Rex sat there from 11.00am until 5.30pm, with various members of the family popping in and out of the room all day. Eventually it was time and we took Rex home, but once there we quickly moved some of Ivy’s belongings and the nursing equipment out of the room. We did not want to eradicate all record of her, but we also did not want Rex to wake up the next morning, see everything looked the same as it always did and assume he had had a bad dream.
The next day he was sad. And in the afternoon he turned to Sally and said simply “Ivy’s died!”. He had remembered. But when we asked him (nicely) if he could remember being with her all day, he replied that he thought he could remember something but was not sure what. This was the case for a few days, with Rex occasionally getting upset about losing her, but he could no longer remember when it happened. All he knew was that she was gone.
Roll forward several months and contrary to our expectation, that Rex would give up and would probably not live long if Ivy went first, he is now better than ever. But not in the way that one might expect:
Rex’s short term memory is possibly only a few minutes now. Each evening we visit him on our way home, and we invariably have exactly the same conversations each and every day. But with Sally’s sister living only next door, and the block of flats is warden assisted, and carers go in four times each day to check on him and make him a cup of tea etc. and we visit every evening after work, he is well cared for. So there really isn’t much he needs. Every morning the carer arrives early to find him already washed, shaved and dressed, including a smart shirt and tie with tiepin. He then spends most of the day in a reclining armchair looking out of the large window that overlooks the street.
To the point of this page (finally):
The other week Rex said “I must be in my 60s by now aren’t I?”, to which we replied that the following week he would be 87! “Will I really?!” he tutted. “Well I never!”.
I wanted to see how he felt about everything, so I then asked Rex if he wanted to live to be 100, to which he replied softly “I don’t mind if I do and I don’t mind if I don’t. I’m very comfortable and don’t want anything; so I don’t mind either way really!”

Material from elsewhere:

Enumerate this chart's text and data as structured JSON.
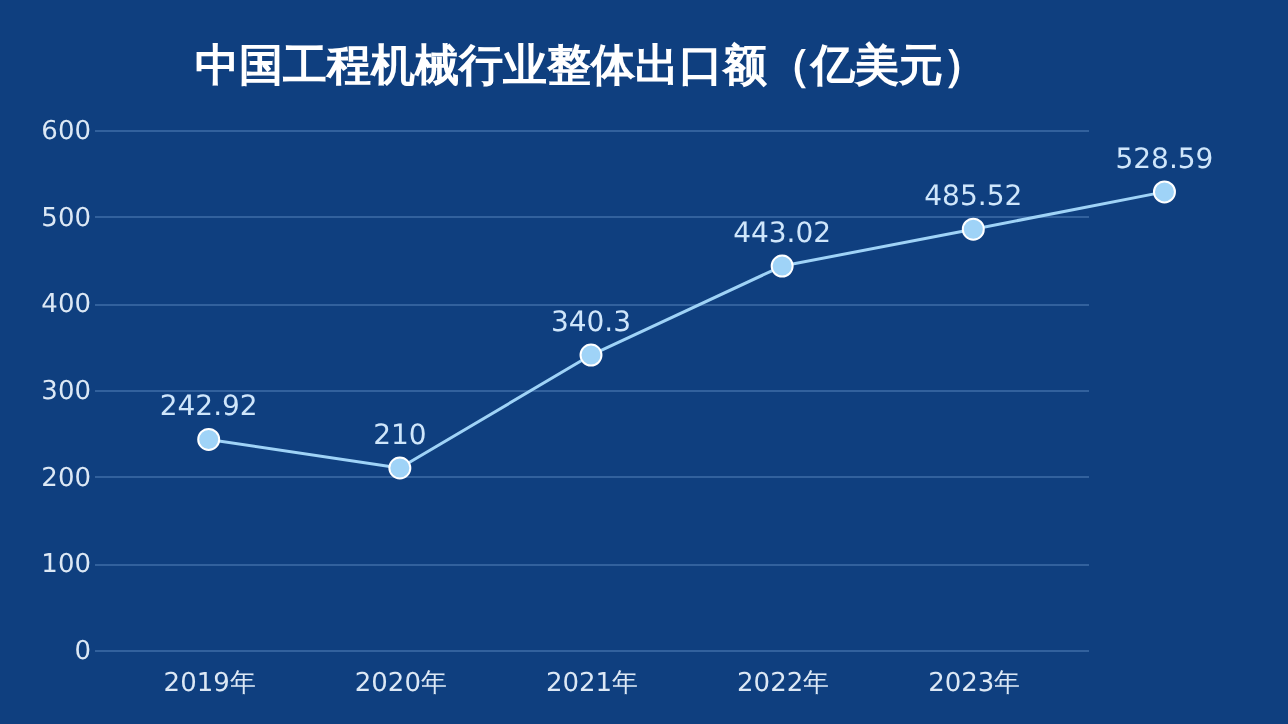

And this is the point of this page: Rex (to me) is ‘living in the moment’. He is at peace and comfortable. He enjoys what he does, even if it is very little. He is constantly and repeatedly amazed by the fish in the little fish tank we set up for him recently. He loves watching nature programs, he loves going out for coffee, and he loves just simply sitting and watching what is going on outside. He has no problems and no worries, and would not remember them for more than a few seconds even if he had some. I feel we are extremely fortunate that Rex has this form of the disease, as there are so many forms which can make the person difficult to spend time with. But Rex is a real pleasure to sit with. He will talk happily about anything that arises, but while he can recall what he did many years ago, when asked, even this is more of a distant memory for him. But his intelligence and curiosity is intact. He quickly became used to referring to the notice board I put next to him telling him who comes in to see him and when. And the digital clock on the wall tells him what day and time it is. And he has cards next to his bed (that he made himself with no reference to anyone else) that tell him not to get dressed on certain days as he has a shower...
To me, all that is missing is for Rex to give instructions to others as how they should live in the moment and what it is to be in that state, and he would be a true guru. But then again, he is so much at peace, so in the moment, I don’t think he would wish to tell, nor try to teach anybody anything anyway. That is not Rex’s way anyway (never was)...
Of course, teaching is ultimately for the benefit of the teacher anyway, no one else. And Rex is content to simply ‘be’.